After a sip I smiled refreshed, "Ah! HAHA! That's for calling me a hag."

His hand was still massaging the arm underneath the long sleeved jersey.

"Gosh. You messed up my pecks."

I snorted and then stopped short as I saw him grabbing his messenger bag and swing it over his body.

"I was kidding around." I stared.

"You kid hard. I don't want to play with you anymore. HEY STEVE! YOU GOING OUT?"

I stared at him still and Steve shouted yes over the noise of the cafe. He told him to wait and as he passed me he paused a little to say, "I'm kidding too, Bells. Stop hyperventillating.
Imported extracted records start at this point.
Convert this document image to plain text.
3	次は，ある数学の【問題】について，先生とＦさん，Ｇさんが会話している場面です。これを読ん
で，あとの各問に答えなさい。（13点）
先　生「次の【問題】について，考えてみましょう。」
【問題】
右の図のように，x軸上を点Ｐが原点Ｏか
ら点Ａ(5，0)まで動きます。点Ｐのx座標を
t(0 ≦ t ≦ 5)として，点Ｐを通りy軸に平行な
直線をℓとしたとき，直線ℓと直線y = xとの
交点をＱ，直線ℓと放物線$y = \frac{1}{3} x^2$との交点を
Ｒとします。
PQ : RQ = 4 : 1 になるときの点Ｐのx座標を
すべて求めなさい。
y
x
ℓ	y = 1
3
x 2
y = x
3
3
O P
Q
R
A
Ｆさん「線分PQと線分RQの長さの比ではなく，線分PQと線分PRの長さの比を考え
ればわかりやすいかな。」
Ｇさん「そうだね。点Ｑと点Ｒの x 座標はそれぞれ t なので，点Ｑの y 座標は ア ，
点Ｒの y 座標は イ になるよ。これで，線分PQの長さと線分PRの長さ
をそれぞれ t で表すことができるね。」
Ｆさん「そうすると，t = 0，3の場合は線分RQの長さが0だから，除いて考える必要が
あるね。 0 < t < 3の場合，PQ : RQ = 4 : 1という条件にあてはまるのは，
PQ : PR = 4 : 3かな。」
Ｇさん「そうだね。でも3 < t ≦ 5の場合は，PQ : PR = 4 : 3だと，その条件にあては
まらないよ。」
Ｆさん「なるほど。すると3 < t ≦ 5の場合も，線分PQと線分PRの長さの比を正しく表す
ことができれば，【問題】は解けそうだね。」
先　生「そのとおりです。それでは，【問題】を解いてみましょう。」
Though I guess it may be hard to lose a friend when it's your only friend. Not that I would know how it feels to be a social reject."

I pulled a middle finger out and he pointed to his heart and mouthed, 'it hits me right here.'

Then he started hauling back something in his throat. It sounded really horrible.

"Oh God Bella. Move! I feel a spit ball coming! Mm- a HUGE one! Bella! MOVE!!! I mean it!"

I rolled my eyes and shook my head slowly as he retreated backwardly just as slowly. He still looked like he was lurching.

"Fuck you, Edward," I said in a soft, calm voice, "fuck you."

He threw his arms open and grinned widely, "Now, that's what I'm talking about."

He spun around to meet Steve and I sat down to my horrendous self with absolutely noone to bother me every 5 minutes about how to kill something in my game. Boring.

I knew exactly where Edward was going. He was going to baseball 'practice' down the road at the town's diamond cut field. Girls, who hardly had the right to call themselves that, paraded that field in mini skirts and tight fitted denim jackets.

Since Edward had hit the terrible tens he no longer thought girls were demons with bad breath and ugly triangular assets but as pink, talking (well not so much the talking), walking, hot and ready water balloons waiting in abundance for him.

He wasn't so far off. The girls here in Forks Elementary were bubble-gum-chewing-air-heads who threw a hissy fit if they had a zit on their noses' and they all revolved around the most popular boy in school. My social opposite and best friend, Edward Cullen.